Gadebuscher Stadtvertreter fürchten, dass mit dem Verkauf der kreiseigenen Immobilie das Ende der Volkshochschul-Ära Gadebusch eingeläutet werde. Einst hatte die VHS hier ihren Hauptsitz, dann wurde sie zur Arbeitsstelle herabgestuft. Zuletzt sollten hauptamtliche Mitarbeiter nach Grevesmühlen abgezogen werden.

Gadebuscher Stadtvertreter wie Frank Speck fürchten, dass es nach dem Immobilien-Verkauf und einem geplanten Umzug der Volkshochschule ins Gymnasium zu Einschnitten beim Service für Volkshochschüler kommen könnte. Andere Kommunalpolitiker warnen vor einer weiteren Kürzung von materiellen und personellen Ressourcen.

Aus Sicht von Gadebuschs stellvertretenden Bürgermeister Wolfgang Joop wäre der Verkauf des Volkshochschul-Gebäudes ein Verlust. Denn das bis heute genutzte Haus verfüge über eine Reihe von Fachräumen, die spezielle Angebote ermöglichten. "Diese werden am neuen Standort nicht ohne Weiteres zu bekommen sein", so Joop.

In seiner Kritik geht Joop, einst Leiter der Kreisvolkshochschule, auch einen Schritt weiter. Er moniert: "Man kann schlecht glaubwürdig sein, wenn man Weiterbildung und das lebenslange Lernen propagiert und gleichzeitig Bildungsmöglichkeiten einschränkt."

Kerstin Weiss vom Landkreis Nordwestmecklenburg stellte gestern auf SVZ-Anfrage klar: "Die Arbeitsstelle der Kreisvolkshochschule in Gadebusch ist sicher. Die Angebote werden ent sprechend der Nachfrage auch in Zukunft unterbreitet. Einschnitte sind nicht geplant." Nach ihren Angaben sollen zudem auch künftig Bildungsberatungen in Gadebusch angeboten werden. Weiss verspricht sich von dem Umzug ins Gymnasium eine effektivere Nutzung der Landkreis-Immobilien und eine optimale Auslastung.
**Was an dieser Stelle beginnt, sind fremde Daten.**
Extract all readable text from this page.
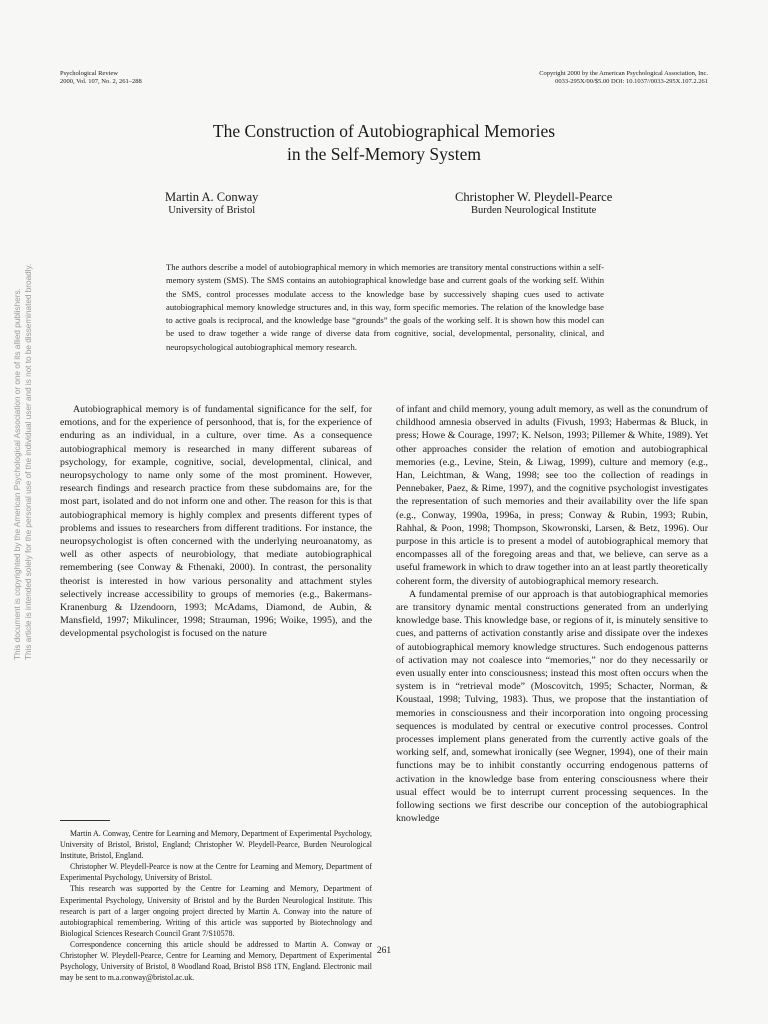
Psychological Review
2000, Vol. 107, No. 2, 261–288
Copyright 2000 by the American Psychological Association, Inc.
0033-295X/00/$5.00 DOI: 10.1037//0033-295X.107.2.261
The Construction of Autobiographical Memories
in the Self-Memory System
Martin A. Conway
University of Bristol
Christopher W. Pleydell-Pearce
Burden Neurological Institute
The authors describe a model of autobiographical memory in which memories are transitory mental constructions within a self-memory system (SMS). The SMS contains an autobiographical knowledge base and current goals of the working self. Within the SMS, control processes modulate access to the knowledge base by successively shaping cues used to activate autobiographical memory knowledge structures and, in this way, form specific memories. The relation of the knowledge base to active goals is reciprocal, and the knowledge base “grounds” the goals of the working self. It is shown how this model can be used to draw together a wide range of diverse data from cognitive, social, developmental, personality, clinical, and neuropsychological autobiographical memory research.

Autobiographical memory is of fundamental significance for the self, for emotions, and for the experience of personhood, that is, for the experience of enduring as an individual, in a culture, over time. As a consequence autobiographical memory is researched in many different subareas of psychology, for example, cognitive, social, developmental, clinical, and neuropsychology to name only some of the most prominent. However, research findings and research practice from these subdomains are, for the most part, isolated and do not inform one and other. The reason for this is that autobiographical memory is highly complex and presents different types of problems and issues to researchers from different traditions. For instance, the neuropsychologist is often concerned with the underlying neuroanatomy, as well as other aspects of neurobiology, that mediate autobiographical remembering (see Conway & Fthenaki, 2000). In contrast, the personality theorist is interested in how various personality and attachment styles selectively increase accessibility to groups of memories (e.g., Bakermans-Kranenburg & IJzendoorn, 1993; McAdams, Diamond, de Aubin, & Mansfield, 1997; Mikulincer, 1998; Strauman, 1996; Woike, 1995), and the developmental psychologist is focused on the nature

of infant and child memory, young adult memory, as well as the conundrum of childhood amnesia observed in adults (Fivush, 1993; Habermas & Bluck, in press; Howe & Courage, 1997; K. Nelson, 1993; Pillemer & White, 1989). Yet other approaches consider the relation of emotion and autobiographical memories (e.g., Levine, Stein, & Liwag, 1999), culture and memory (e.g., Han, Leichtman, & Wang, 1998; see too the collection of readings in Pennebaker, Paez, & Rime, 1997), and the cognitive psychologist investigates the representation of such memories and their availability over the life span (e.g., Conway, 1990a, 1996a, in press; Conway & Rubin, 1993; Rubin, Rahhal, & Poon, 1998; Thompson, Skowronski, Larsen, & Betz, 1996). Our purpose in this article is to present a model of autobiographical memory that encompasses all of the foregoing areas and that, we believe, can serve as a useful framework in which to draw together into an at least partly theoretically coherent form, the diversity of autobiographical memory research.

A fundamental premise of our approach is that autobiographical memories are transitory dynamic mental constructions generated from an underlying knowledge base. This knowledge base, or regions of it, is minutely sensitive to cues, and patterns of activation constantly arise and dissipate over the indexes of autobiographical memory knowledge structures. Such endogenous patterns of activation may not coalesce into “memories,” nor do they necessarily or even usually enter into consciousness; instead this most often occurs when the system is in “retrieval mode” (Moscovitch, 1995; Schacter, Norman, & Koustaal, 1998; Tulving, 1983). Thus, we propose that the instantiation of memories in consciousness and their incorporation into ongoing processing sequences is modulated by central or executive control processes. Control processes implement plans generated from the currently active goals of the working self, and, somewhat ironically (see Wegner, 1994), one of their main functions may be to inhibit constantly occurring endogenous patterns of activation in the knowledge base from entering consciousness where their usual effect would be to interrupt current processing sequences. In the following sections we first describe our conception of the autobiographical knowledge

Martin A. Conway, Centre for Learning and Memory, Department of Experimental Psychology, University of Bristol, Bristol, England; Christopher W. Pleydell-Pearce, Burden Neurological Institute, Bristol, England.

Christopher W. Pleydell-Pearce is now at the Centre for Learning and Memory, Department of Experimental Psychology, University of Bristol.

This research was supported by the Centre for Learning and Memory, Department of Experimental Psychology, University of Bristol and by the Burden Neurological Institute. This research is part of a larger ongoing project directed by Martin A. Conway into the nature of autobiographical remembering. Writing of this article was supported by Biotechnology and Biological Sciences Research Council Grant 7/S10578.

Correspondence concerning this article should be addressed to Martin A. Conway or Christopher W. Pleydell-Pearce, Centre for Learning and Memory, Department of Experimental Psychology, University of Bristol, 8 Woodland Road, Bristol BS8 1TN, England. Electronic mail may be sent to m.a.conway@bristol.ac.uk.

261
This document is copyrighted by the American Psychological Association or one of its allied publishers. This article is intended solely for the personal use of the individual user and is not to be disseminated broadly.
Spätestens Anfang 2013 solle der Umzug abgeschlossen sein.

Dass der Gadebuscher Volkshochschul-Standort an der Fritz-Reuter-Straße vom Landkreis Nordwestmecklenburg aufgegeben werden könnte, befürchteten Kommunalpolitiker bereits 2011. Damals brachte die Fraktion Bürgergemeinschaft Gadebusch (BGG) einen Antrag in die Stadtvertretung ein. Sie beauftragte Bürgermeister Ulrich Howest (SPD), sich auf Kreisebene für den Erhalt der Arbeitsstelle der Kreisvolkshochschule bezüglich ihrer inhaltlichen Breite einzusetzen. Das beinhaltete auch die hinreichende materielle und personelle Absicherung der Arbeitsstelle vor Ort.
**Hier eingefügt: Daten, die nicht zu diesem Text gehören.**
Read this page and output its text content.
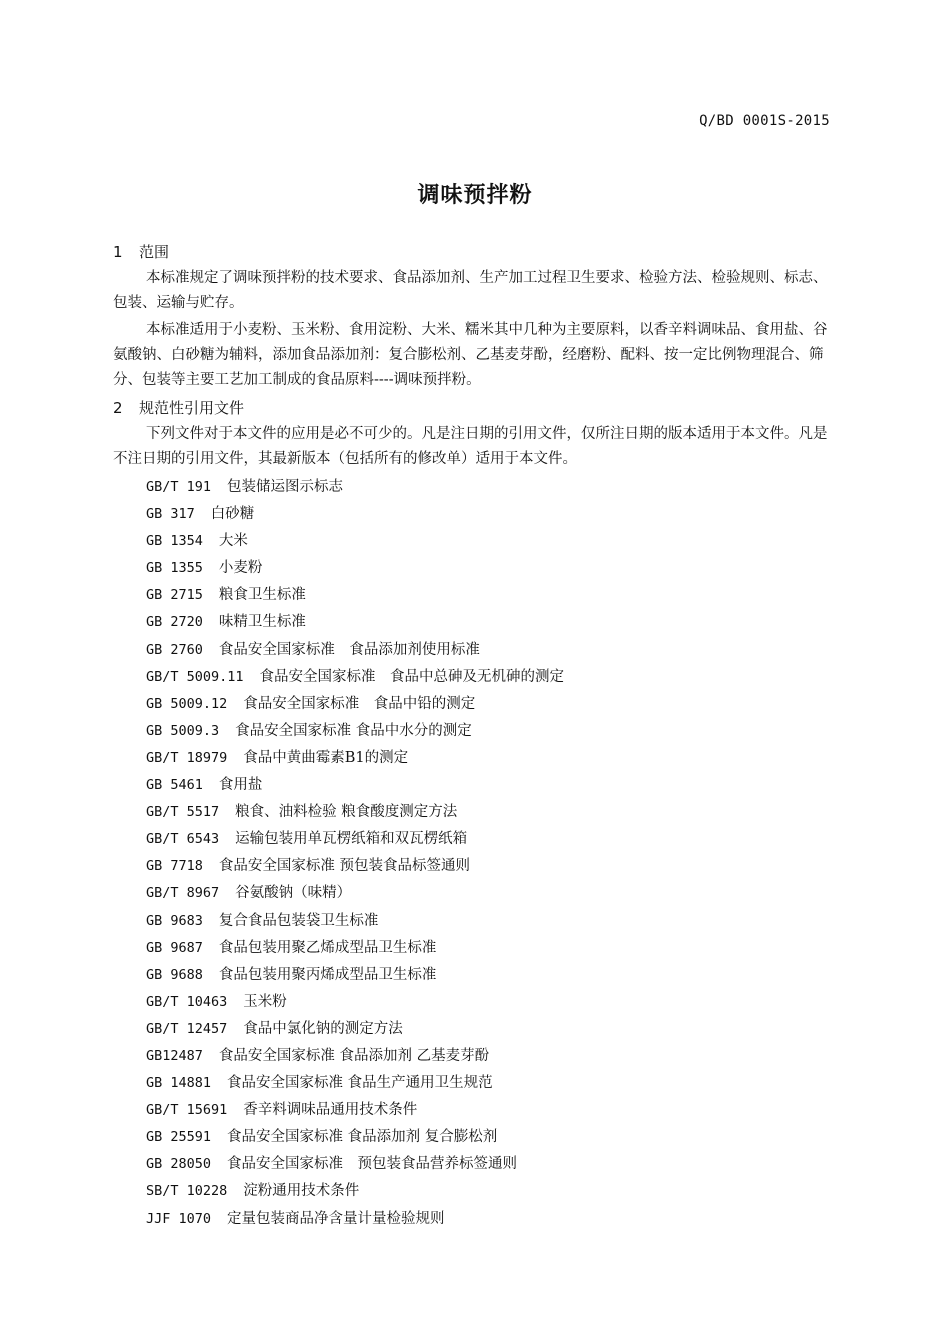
Q/BD 0001S-2015
调味预拌粉
1 范围
本标准规定了调味预拌粉的技术要求、食品添加剂、生产加工过程卫生要求、检验方法、检验规则、标志、包装、运输与贮存。
本标准适用于小麦粉、玉米粉、食用淀粉、大米、糯米其中几种为主要原料，以香辛料调味品、食用盐、谷氨酸钠、白砂糖为辅料，添加食品添加剂：复合膨松剂、乙基麦芽酚，经磨粉、配料、按一定比例物理混合、筛分、包装等主要工艺加工制成的食品原料----调味预拌粉。
2 规范性引用文件
下列文件对于本文件的应用是必不可少的。凡是注日期的引用文件，仅所注日期的版本适用于本文件。凡是不注日期的引用文件，其最新版本（包括所有的修改单）适用于本文件。
GB/T 191 包装储运图示标志
GB 317 白砂糖
GB 1354 大米
GB 1355 小麦粉
GB 2715 粮食卫生标准
GB 2720 味精卫生标准
GB 2760 食品安全国家标准　食品添加剂使用标准
GB/T 5009.11 食品安全国家标准　食品中总砷及无机砷的测定
GB 5009.12 食品安全国家标准　食品中铅的测定
GB 5009.3 食品安全国家标准 食品中水分的测定
GB/T 18979 食品中黄曲霉素B1的测定
GB 5461 食用盐
GB/T 5517 粮食、油料检验 粮食酸度测定方法
GB/T 6543 运输包装用单瓦楞纸箱和双瓦楞纸箱
GB 7718 食品安全国家标准 预包装食品标签通则
GB/T 8967 谷氨酸钠（味精）
GB 9683 复合食品包装袋卫生标准
GB 9687 食品包装用聚乙烯成型品卫生标准
GB 9688 食品包装用聚丙烯成型品卫生标准
GB/T 10463 玉米粉
GB/T 12457 食品中氯化钠的测定方法
GB12487 食品安全国家标准 食品添加剂 乙基麦芽酚
GB 14881 食品安全国家标准 食品生产通用卫生规范
GB/T 15691 香辛料调味品通用技术条件
GB 25591 食品安全国家标准 食品添加剂 复合膨松剂
GB 28050 食品安全国家标准　预包装食品营养标签通则
SB/T 10228 淀粉通用技术条件
JJF 1070 定量包装商品净含量计量检验规则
Howest sowohl weitere Kreistagsmitglieder scheiterten wenig später mit ihrem Engagement im Kreistag. Die Mehrheit der Kreistagsmitglieder plädierte dafür, Gadebusch künftig als reine Unterrichtsstelle zu führen. Luise Krüger von der Fraktion Die Linke sprach von einem "stillen Abgesang" für Gadebusch, das einst Kreisstadt gewesen ist und auch über ein Amtsgericht verfügte.

Gadebuschs Bürgermeister Howest warnte gestern vor weiteren Einschnitten, wie das Streichen der Volkshochschul-Standorte Schönberg, Poel oder Gadebusch. "Das würde zu erheb lichen Widerständen führen, das weiß auch der Landkreis", sagte Howest.